Finding and Tuning Expensive Stored Procedures using SQL Monitor
SQL Monitor's Top procedures list makes it simple to find the procedures having the biggest impact on performance, allowing you to prioritize your tuning efforts, reduce risk and keep pace with the requirements of your growing database estate.
Stored procedures are a mechanism both for storing queries for reuse and for optimizing performance. We place commonly used logic into a single, reusable code unit with a defined interface. By parameterizing our queries in stored procedures, we allow the database engine to store and reuse compiled execution plans, which reduces the CPU load on the server and so lowers the cost of execution. The use of parameters also allows the database engine to create better plans, because it can use precise values, and therefore more accurate cardinality estimates, when generating each plan (known as parameter sniffing).
However, procedures are not a panacea for performance. You can still write poorly performing code within a procedure. Contention on resources occurs due to queries running from within stored procedures, the same as batch commands, and stored procedures are often called frequently and repeatedly. Further, parameter sniffing can cause problems when ‘atypical’ sniffed values generate poor plans.
For all these reasons, it’s a good idea to understand how your stored procedures are performing within SQL Server.
Monitoring Expensive Stored Procedures
On the Server overview page in SQL Monitor, just below the interactive timeline and server/host metric graphs, is a table that shows Top queries, Tracked queries, Top waits and Top procedures, recorded over the period indicated by the focus window on the interactive timeline.
Click on the Top procedures tab and you will see a list of the stored procedures that used the most resources over the selected period, based on data sampled from
sys.dm_exec_procedure_stats. By default, the list is ordered by Duration (ms), but you can repopulate the list based on any of the other available query execution statistics, such as CPU time, Execution count and so on.
Which procedures have the biggest overall impact?
By default, the Top procedures list is populated based on average values per execution, over the period selected, but you can populate it based on totals, or on the estimated, overall impact of each procedure on the system’s resources.
When analyzing query performance no one metric tells the complete story, so the estimated impact of a stored procedure is based on a combination of CPU time, logical reads and logical writes. The calculation uses a logarithmic scale and produces a single number that we can use to assess and compare the relative impact of each procedure. This impact score will allow you to understand better where to focus your performance tuning efforts. If a new stored procedure is immediately appearing high in the list, you can tune it before it becomes too much of a burden on your server.
Drilling into the query details
If you expand one of the expensive stored procedures, you’ll find runtime statistics and query details for any queries in the stored procedure that also appear in the top queries tab over the same period. A procedure can have multiple queries, and this allows you to see quickly which of them have the biggest impact on system resources.

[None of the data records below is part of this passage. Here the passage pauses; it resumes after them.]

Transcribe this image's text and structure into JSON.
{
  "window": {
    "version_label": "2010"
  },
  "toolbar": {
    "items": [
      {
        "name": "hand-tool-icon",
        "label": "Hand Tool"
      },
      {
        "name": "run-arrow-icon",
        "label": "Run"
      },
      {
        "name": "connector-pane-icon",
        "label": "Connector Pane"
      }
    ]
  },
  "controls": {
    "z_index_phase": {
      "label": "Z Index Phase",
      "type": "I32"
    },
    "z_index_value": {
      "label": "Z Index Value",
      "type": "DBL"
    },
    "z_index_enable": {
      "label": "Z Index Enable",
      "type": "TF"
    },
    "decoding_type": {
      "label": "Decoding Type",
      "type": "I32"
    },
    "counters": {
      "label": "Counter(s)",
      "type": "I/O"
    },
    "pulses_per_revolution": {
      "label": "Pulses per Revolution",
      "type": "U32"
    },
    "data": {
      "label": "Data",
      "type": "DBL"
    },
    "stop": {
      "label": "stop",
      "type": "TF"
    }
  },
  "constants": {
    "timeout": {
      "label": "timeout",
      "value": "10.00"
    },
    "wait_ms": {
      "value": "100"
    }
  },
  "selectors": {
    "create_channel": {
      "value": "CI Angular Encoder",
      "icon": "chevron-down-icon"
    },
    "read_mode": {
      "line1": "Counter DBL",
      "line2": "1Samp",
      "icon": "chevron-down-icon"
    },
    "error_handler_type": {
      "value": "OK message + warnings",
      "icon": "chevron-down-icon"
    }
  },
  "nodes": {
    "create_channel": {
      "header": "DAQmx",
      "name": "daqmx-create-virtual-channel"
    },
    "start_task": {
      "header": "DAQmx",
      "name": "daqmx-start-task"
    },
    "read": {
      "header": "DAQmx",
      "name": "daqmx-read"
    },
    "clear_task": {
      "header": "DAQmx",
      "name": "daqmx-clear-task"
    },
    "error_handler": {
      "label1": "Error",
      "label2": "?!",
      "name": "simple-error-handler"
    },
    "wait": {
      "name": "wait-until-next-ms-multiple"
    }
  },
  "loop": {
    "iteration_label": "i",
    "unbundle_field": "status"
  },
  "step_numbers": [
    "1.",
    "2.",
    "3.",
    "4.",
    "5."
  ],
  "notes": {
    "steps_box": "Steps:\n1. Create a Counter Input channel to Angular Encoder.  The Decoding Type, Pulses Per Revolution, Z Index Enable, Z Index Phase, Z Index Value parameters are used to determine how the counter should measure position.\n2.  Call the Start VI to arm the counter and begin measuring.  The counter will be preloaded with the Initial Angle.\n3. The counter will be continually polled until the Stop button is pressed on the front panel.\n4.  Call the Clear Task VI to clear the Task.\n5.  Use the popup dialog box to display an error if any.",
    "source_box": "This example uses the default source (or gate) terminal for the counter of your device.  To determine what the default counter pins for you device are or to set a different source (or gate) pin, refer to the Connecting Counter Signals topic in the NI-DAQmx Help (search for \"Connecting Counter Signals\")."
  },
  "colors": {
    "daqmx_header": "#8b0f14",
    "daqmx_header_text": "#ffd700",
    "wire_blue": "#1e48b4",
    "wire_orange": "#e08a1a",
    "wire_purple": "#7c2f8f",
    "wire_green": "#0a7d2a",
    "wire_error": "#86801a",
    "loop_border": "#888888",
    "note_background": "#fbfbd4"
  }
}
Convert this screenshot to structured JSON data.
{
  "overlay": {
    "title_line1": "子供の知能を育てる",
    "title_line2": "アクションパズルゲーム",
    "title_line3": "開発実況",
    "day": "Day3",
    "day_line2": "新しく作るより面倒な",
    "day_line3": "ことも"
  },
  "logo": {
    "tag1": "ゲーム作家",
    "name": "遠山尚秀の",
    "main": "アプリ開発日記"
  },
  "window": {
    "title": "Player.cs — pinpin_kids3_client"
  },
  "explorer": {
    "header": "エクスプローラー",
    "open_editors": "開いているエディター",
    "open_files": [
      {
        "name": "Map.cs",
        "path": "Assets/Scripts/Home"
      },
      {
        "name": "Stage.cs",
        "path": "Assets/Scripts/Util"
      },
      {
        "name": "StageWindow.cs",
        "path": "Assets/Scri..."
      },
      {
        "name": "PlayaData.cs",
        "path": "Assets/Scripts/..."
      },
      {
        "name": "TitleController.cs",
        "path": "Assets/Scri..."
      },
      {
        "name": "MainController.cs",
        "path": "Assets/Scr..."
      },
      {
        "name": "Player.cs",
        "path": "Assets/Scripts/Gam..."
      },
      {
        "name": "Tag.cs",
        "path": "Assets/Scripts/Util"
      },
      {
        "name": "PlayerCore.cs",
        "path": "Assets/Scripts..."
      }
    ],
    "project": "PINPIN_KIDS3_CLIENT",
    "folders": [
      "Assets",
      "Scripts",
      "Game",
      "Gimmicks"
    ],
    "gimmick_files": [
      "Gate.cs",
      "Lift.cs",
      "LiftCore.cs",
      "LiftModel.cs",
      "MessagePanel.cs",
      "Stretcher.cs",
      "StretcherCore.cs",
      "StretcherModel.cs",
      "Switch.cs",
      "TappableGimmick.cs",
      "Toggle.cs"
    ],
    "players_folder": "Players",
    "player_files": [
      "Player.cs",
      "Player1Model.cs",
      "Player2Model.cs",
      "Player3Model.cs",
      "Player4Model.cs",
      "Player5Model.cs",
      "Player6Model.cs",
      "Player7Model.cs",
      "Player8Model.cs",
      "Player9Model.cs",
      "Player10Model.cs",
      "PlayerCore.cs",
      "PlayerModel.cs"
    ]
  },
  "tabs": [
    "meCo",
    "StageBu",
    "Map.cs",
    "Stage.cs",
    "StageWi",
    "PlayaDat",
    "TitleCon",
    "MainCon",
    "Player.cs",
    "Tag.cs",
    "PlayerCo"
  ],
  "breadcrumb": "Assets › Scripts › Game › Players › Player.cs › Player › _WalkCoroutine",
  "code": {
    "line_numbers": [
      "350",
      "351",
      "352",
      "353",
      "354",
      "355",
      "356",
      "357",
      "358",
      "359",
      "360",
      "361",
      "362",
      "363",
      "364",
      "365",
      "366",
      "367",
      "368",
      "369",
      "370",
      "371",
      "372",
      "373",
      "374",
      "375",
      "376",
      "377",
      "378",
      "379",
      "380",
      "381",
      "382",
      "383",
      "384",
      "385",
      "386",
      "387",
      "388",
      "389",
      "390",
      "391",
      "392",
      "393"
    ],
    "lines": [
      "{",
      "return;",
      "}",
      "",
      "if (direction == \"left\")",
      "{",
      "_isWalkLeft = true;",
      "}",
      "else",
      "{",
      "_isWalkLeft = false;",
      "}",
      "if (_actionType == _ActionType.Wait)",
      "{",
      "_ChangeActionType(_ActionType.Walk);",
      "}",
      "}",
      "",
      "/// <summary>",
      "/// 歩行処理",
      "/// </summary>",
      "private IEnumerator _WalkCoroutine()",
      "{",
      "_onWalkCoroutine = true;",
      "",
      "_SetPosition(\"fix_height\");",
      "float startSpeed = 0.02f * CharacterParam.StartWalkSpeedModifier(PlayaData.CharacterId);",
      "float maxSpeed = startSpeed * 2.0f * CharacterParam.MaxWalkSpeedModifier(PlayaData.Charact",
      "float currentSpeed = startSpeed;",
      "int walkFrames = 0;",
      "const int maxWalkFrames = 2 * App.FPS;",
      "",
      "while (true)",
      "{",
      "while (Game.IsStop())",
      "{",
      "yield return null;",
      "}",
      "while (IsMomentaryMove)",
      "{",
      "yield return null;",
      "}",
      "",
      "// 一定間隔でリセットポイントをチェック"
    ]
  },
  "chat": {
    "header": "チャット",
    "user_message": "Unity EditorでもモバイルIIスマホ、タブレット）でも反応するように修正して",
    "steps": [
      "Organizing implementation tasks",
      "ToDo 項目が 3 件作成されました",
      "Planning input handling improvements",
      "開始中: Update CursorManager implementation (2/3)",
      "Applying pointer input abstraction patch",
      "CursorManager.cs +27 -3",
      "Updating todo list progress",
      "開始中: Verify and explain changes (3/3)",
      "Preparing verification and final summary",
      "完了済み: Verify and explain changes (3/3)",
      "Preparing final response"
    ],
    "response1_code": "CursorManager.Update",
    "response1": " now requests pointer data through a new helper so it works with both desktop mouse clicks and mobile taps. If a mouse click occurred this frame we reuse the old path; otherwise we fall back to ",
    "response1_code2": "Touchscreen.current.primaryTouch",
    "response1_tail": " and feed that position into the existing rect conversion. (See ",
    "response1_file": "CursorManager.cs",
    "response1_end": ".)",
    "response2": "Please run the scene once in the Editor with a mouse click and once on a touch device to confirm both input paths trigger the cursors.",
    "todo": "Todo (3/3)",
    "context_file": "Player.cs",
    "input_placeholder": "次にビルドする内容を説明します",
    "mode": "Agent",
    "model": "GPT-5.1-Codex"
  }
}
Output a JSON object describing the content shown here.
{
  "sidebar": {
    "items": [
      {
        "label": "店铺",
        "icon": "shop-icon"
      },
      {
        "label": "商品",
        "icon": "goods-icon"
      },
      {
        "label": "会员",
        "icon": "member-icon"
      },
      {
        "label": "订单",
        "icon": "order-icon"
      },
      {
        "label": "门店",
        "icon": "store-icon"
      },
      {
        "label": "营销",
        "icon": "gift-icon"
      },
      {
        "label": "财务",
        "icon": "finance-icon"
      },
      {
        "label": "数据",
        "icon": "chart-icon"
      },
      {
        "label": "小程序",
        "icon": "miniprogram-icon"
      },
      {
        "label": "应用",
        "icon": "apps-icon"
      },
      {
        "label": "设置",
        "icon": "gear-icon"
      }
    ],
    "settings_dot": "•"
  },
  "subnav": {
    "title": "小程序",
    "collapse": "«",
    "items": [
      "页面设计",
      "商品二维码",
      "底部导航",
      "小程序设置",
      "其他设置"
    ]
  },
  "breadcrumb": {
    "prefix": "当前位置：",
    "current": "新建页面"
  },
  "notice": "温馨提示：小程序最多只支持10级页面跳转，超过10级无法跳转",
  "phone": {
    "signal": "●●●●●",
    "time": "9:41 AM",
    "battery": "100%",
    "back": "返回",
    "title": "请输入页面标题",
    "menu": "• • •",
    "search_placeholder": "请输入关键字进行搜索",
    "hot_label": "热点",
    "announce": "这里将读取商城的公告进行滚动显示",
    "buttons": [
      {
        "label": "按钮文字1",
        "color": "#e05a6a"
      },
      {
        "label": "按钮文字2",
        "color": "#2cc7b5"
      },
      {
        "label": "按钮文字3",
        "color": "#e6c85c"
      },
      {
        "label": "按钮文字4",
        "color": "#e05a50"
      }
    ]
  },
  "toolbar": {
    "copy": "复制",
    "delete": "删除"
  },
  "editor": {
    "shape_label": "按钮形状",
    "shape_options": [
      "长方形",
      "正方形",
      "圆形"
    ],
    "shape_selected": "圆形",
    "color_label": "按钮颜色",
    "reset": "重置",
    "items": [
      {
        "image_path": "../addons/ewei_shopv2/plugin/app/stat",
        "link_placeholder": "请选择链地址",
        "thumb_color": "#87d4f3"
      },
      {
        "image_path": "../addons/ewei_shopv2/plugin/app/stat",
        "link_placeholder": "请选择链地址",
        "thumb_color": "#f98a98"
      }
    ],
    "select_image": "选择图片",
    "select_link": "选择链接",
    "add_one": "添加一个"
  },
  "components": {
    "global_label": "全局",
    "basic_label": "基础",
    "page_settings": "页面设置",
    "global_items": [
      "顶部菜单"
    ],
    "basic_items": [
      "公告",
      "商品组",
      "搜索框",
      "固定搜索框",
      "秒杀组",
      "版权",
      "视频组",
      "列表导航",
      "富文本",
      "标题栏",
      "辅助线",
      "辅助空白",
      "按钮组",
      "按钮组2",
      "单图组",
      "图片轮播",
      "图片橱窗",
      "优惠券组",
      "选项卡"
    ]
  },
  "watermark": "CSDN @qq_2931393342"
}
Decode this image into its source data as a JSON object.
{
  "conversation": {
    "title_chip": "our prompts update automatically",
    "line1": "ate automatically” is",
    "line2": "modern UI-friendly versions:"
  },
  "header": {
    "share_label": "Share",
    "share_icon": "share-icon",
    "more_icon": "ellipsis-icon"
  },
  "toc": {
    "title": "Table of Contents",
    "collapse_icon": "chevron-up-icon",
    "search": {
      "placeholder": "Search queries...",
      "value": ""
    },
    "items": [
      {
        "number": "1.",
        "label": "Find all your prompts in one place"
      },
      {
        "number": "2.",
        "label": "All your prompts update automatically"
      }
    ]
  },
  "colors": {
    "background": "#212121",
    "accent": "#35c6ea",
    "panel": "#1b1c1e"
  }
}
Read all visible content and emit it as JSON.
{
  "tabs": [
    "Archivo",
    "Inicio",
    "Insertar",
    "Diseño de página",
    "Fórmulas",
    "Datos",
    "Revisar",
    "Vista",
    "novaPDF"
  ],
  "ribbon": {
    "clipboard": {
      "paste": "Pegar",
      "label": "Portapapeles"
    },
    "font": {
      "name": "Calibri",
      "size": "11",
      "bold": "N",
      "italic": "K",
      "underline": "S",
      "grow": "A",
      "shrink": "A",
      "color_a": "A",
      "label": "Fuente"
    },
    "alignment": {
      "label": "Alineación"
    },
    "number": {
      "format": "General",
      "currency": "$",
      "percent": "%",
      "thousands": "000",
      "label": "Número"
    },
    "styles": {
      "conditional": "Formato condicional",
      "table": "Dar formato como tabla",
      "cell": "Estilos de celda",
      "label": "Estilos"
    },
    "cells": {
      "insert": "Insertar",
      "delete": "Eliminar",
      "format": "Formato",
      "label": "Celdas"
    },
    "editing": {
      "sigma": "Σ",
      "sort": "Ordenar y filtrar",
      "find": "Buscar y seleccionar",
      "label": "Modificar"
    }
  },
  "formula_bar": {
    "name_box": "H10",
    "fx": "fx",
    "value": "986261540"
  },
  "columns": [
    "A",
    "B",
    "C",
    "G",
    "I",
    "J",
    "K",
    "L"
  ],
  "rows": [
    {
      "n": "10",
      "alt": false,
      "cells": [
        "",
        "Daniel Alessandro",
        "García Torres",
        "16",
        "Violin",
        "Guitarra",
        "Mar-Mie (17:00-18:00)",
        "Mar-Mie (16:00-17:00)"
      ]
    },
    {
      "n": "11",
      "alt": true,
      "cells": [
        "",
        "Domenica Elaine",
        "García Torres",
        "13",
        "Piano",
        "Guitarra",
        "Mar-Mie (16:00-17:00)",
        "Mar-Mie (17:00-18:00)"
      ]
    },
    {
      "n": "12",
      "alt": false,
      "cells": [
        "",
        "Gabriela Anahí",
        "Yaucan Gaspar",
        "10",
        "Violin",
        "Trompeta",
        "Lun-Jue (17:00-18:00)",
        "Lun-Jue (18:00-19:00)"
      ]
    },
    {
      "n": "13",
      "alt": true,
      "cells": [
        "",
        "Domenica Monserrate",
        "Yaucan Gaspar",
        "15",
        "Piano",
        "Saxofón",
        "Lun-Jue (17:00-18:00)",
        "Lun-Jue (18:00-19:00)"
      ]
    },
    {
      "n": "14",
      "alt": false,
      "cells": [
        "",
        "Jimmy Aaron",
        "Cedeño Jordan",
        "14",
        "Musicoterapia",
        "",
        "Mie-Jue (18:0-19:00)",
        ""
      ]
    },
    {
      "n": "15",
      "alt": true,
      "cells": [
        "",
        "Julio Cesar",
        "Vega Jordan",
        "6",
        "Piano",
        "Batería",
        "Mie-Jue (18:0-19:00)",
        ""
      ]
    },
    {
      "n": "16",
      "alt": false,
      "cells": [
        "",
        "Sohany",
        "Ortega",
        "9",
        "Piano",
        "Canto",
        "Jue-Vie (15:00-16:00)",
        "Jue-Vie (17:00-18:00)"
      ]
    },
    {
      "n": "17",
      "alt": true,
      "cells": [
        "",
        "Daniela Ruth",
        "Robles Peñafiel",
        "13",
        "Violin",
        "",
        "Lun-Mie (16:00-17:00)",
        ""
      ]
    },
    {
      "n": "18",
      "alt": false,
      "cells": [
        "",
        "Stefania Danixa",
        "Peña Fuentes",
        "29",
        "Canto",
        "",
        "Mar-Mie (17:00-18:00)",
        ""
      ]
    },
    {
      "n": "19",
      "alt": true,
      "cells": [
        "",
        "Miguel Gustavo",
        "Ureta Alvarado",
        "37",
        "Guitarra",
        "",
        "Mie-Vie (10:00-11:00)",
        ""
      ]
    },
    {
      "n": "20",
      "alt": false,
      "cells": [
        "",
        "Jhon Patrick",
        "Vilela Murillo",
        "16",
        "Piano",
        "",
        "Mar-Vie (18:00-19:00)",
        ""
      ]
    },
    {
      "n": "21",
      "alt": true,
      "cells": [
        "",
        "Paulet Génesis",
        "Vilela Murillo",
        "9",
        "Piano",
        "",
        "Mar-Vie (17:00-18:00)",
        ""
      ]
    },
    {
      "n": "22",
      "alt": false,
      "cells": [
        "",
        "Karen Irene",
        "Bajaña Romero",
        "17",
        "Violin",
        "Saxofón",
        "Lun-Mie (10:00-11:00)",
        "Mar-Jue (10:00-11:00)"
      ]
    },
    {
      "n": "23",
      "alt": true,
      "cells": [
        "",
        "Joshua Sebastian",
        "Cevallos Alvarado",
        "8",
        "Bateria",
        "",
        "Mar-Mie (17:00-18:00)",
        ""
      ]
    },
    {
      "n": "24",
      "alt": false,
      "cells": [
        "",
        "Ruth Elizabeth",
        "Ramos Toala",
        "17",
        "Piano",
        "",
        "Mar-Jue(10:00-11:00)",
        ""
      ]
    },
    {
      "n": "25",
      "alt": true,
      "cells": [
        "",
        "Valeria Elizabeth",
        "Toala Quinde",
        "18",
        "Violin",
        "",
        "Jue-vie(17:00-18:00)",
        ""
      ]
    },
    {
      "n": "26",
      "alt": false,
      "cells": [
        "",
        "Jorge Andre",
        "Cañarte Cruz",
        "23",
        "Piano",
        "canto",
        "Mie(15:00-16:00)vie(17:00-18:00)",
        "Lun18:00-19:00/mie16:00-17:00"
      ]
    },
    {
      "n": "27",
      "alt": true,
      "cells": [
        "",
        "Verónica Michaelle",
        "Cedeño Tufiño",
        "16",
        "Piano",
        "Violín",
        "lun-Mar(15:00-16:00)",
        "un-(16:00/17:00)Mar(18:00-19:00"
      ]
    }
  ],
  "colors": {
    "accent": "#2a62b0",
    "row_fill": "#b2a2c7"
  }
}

On expanding a query within the procedure, for example because it was the longest running, or consumed the most CPU, you get additional information about the query itself. This information includes the SQL Text, execution plan, a history of recompiles of the query over time, waits and memory allocation. All this information is used to help determine if there are issues with the query in question as part of your troubleshooting efforts.
For example, at monitor.red-gate.com, we have an example set of servers under observation using SQL Monitor. One of the servers there simulates a system under load, workload02. If you follow the steps above, the top (worst performing) procedure based on the impact score is called
ParameterSniffingFactOnlineSales. If you drill down to the details of the most expensive query in this procedure, following the steps above, you’ll see the following Query history chart (which uses data collected from Query Store):
You can see immediately that, following a recompile, performance degraded badly. You can click on the recompile events and see how the plan was changed. Based on this information, a fix to the situation can be quickly determined.
Whole Organization Benefits
This ability to monitor and understand the top procedures, and the queries contributing to them, brings benefits for all levels of an organization. For DBAs and developers, being able to get this information quickly for any server, without needing to seek it out, saves time and allows them to focus on tuning tasks that will have the biggest impact. This creates more room for value-added tasks to keep database teams motivated. As such, this feature fits nicely with the many other SQL Monitor features that help your organization keep up with the demands of your growing data estate.